A comunhão conjugal pode ser assim considerada sob diversos ângulos: como
a) Comunhão com Deus. Ao considerá-la uma «igreja doméstica» (LG 11), a Igreja
reconhece que a comunhão com Deus deverá constituir a preocupação primária da família, a partir do exercício do «sacerdócio dos pais», que eleva o lar a «templo» e define a
família como comunidade orante. No íntimo da comunhão com Deus, o casal reconhece o
amor mútuo como dádiva e, por isso, motivo de ação de graças.
b) Comunhão entre os esposos. Iluminados pela fé, os casais aprofundam o amor mútuo, que encontra em Cristo origem, modelo, garante e apelo a fazer da caminhada a dois
uma vocação à santidade. Através do amor recíproco e da entrega mútua, os casais comprometem-se a viver enlaçados para sempre num projeto, que tem como paradigma o
amor de Cristo à Igreja.
Consciente de que este amor mútuo é ameaçado por egoísmo, tensões e conflitos, os
casais precisam de renovar, dia a dia, o esforço pela «experiência alegre da reconciliação» (FC 21).
c) Comunhão com os filhos. Concorre, e não pouco, para a comunhão familiar o «intercâmbio educativo entre pais e filhos» (FC 21). Em virtude do «sacerdócio familiar», compete aos pais «um «ministério de serviço», ordenado ao bem humano e cristão dos filhos» (FC 21).
Esta deverá ser a sua tarefa primeira e fundamental.
d) Comunhão com os de fora. A comunhão familiar não se esgota no círculo familiar;
alarga-se aos horizontes mais amplos da Igreja e do mundo.

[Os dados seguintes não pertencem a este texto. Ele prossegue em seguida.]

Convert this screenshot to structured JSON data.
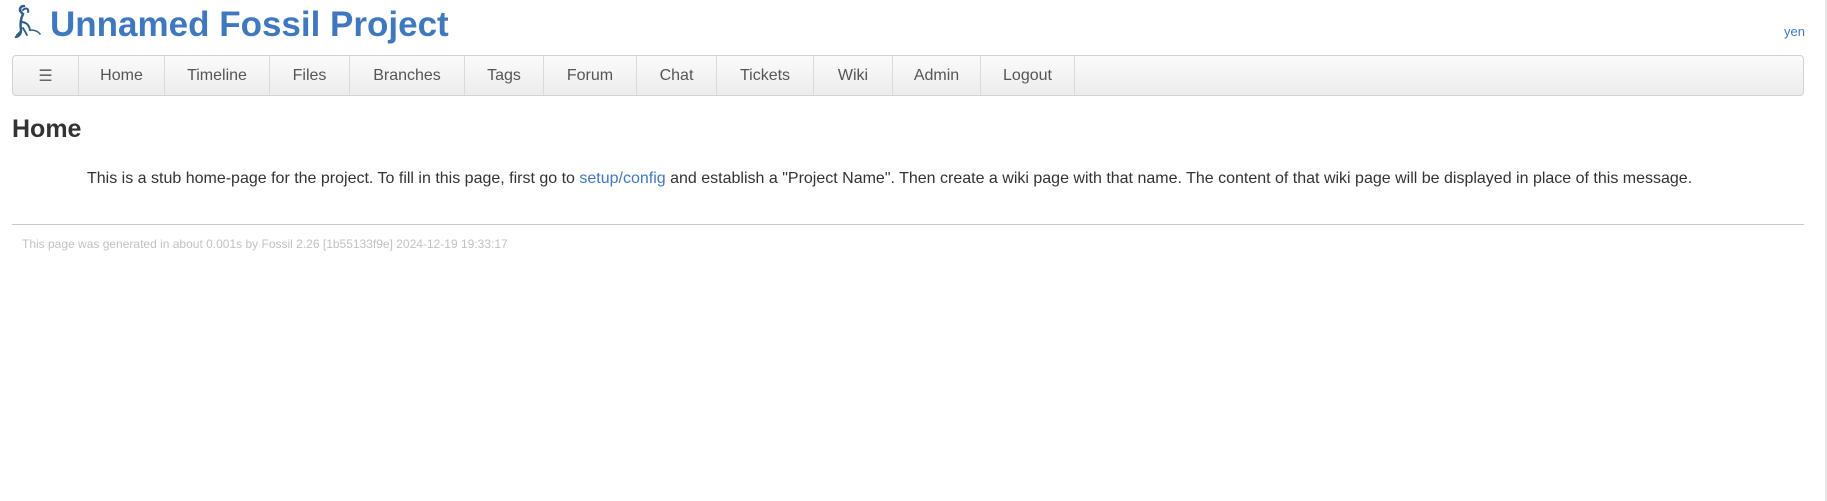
{
  "header": {
    "title": "Unnamed Fossil Project",
    "login_link": "yen",
    "logo": "fossil-logo-icon"
  },
  "mainmenu": {
    "hamburger": "☰",
    "items": [
      {
        "label": "Home"
      },
      {
        "label": "Timeline"
      },
      {
        "label": "Files"
      },
      {
        "label": "Branches"
      },
      {
        "label": "Tags"
      },
      {
        "label": "Forum"
      },
      {
        "label": "Chat"
      },
      {
        "label": "Tickets"
      },
      {
        "label": "Wiki"
      },
      {
        "label": "Admin"
      },
      {
        "label": "Logout"
      }
    ]
  },
  "page": {
    "title": "Home",
    "body_before": "This is a stub home-page for the project. To fill in this page, first go to ",
    "body_link": "setup/config",
    "body_after": " and establish a \"Project Name\". Then create a wiki page with that name. The content of that wiki page will be displayed in place of this message."
  },
  "footer": {
    "text": "This page was generated in about 0.001s by Fossil 2.26 [1b55133f9e] 2024-12-19 19:33:17"
  },
  "colors": {
    "accent": "#4078c0",
    "text": "#333333",
    "footer_text": "#c2c2c2"
  }
}
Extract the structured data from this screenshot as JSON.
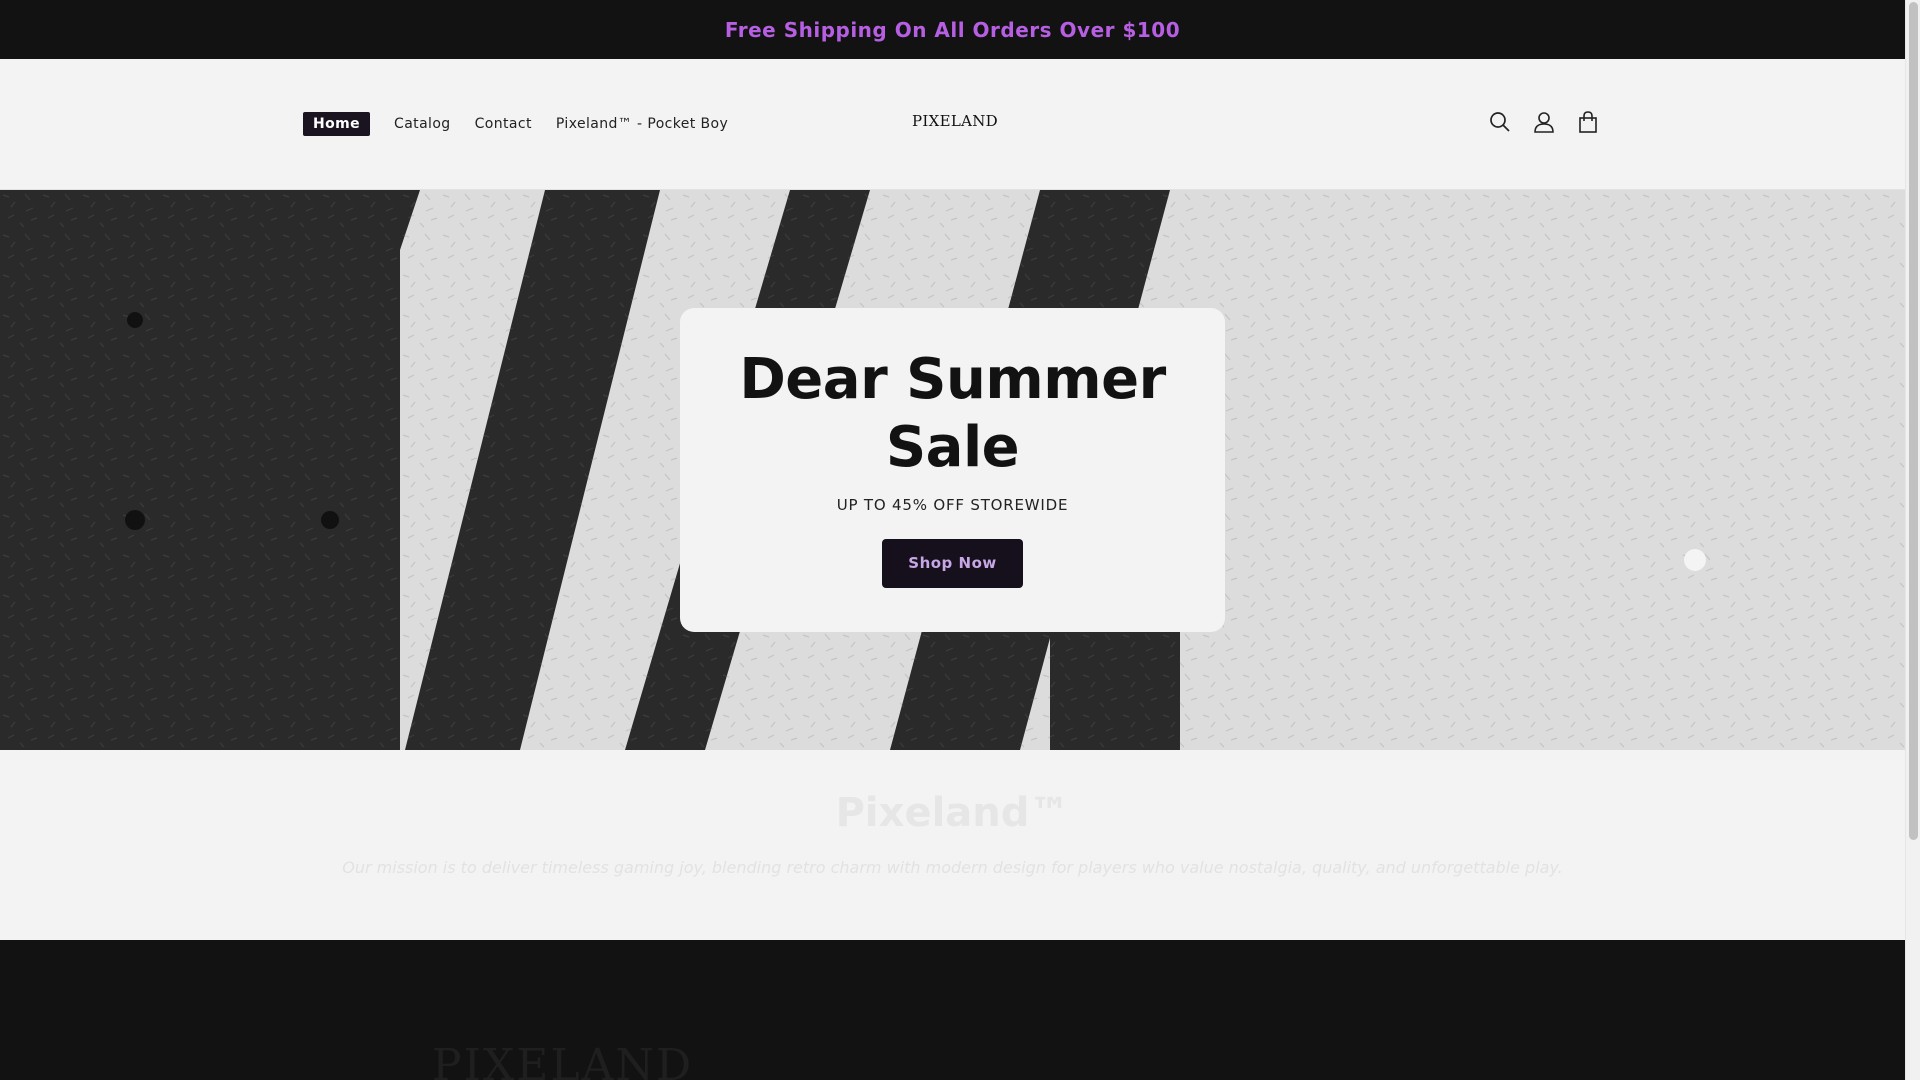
{
  "announcement": {
    "text": "Free Shipping On All Orders Over $100"
  },
  "header": {
    "nav": [
      {
        "label": "Home",
        "active": true
      },
      {
        "label": "Catalog"
      },
      {
        "label": "Contact"
      },
      {
        "label": "Pixeland™ - Pocket Boy"
      }
    ],
    "logo": "PIXELAND",
    "icons": [
      "search-icon",
      "account-icon",
      "cart-icon"
    ]
  },
  "hero": {
    "title_line1": "Dear Summer",
    "title_line2": "Sale",
    "subtitle": "UP TO 45% OFF STOREWIDE",
    "button": "Shop Now"
  },
  "brand": {
    "title": "Pixeland™",
    "text": "Our mission is to deliver timeless gaming joy, blending retro charm with modern design for players who value nostalgia, quality, and unforgettable play."
  },
  "footer": {
    "text": "PIXELAND"
  },
  "colors": {
    "accent": "#b65fe2",
    "dark": "#121212",
    "button": "#160f1c"
  }
}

Em 2004, a Conferência
episcopal Portuguesa recordava que manter e aperfeiçoar a «comunhão familiar» exige de
cada membro da família, «generosidade, disponibilidade para partilhar, compreensão,
tolerância, perdão, contínua abertura à reconciliação e fidelidade às pessoas» (Carta Pastoral A Família, Esperança da Igreja e do Mundo, 9).
Neste ano jubilar» da misericórdia, faz todo o sentido estimular os casais crentes para a
atenção apostólica a outros casais em dificuldade. Tendo em conta as roturas, divisões e
separações em tantas famílias, não se pode ficar de braços cruzados.
Concluo, citando um comentário do papa Francisco: «Sobre a porta da entrada da vida da
família estão escritas estas três palavras: Com licença, Obrigado e Desculpa» (Relatório
do Sínodo 2015, 87). Belo conselho para assegurar a comunhão na família.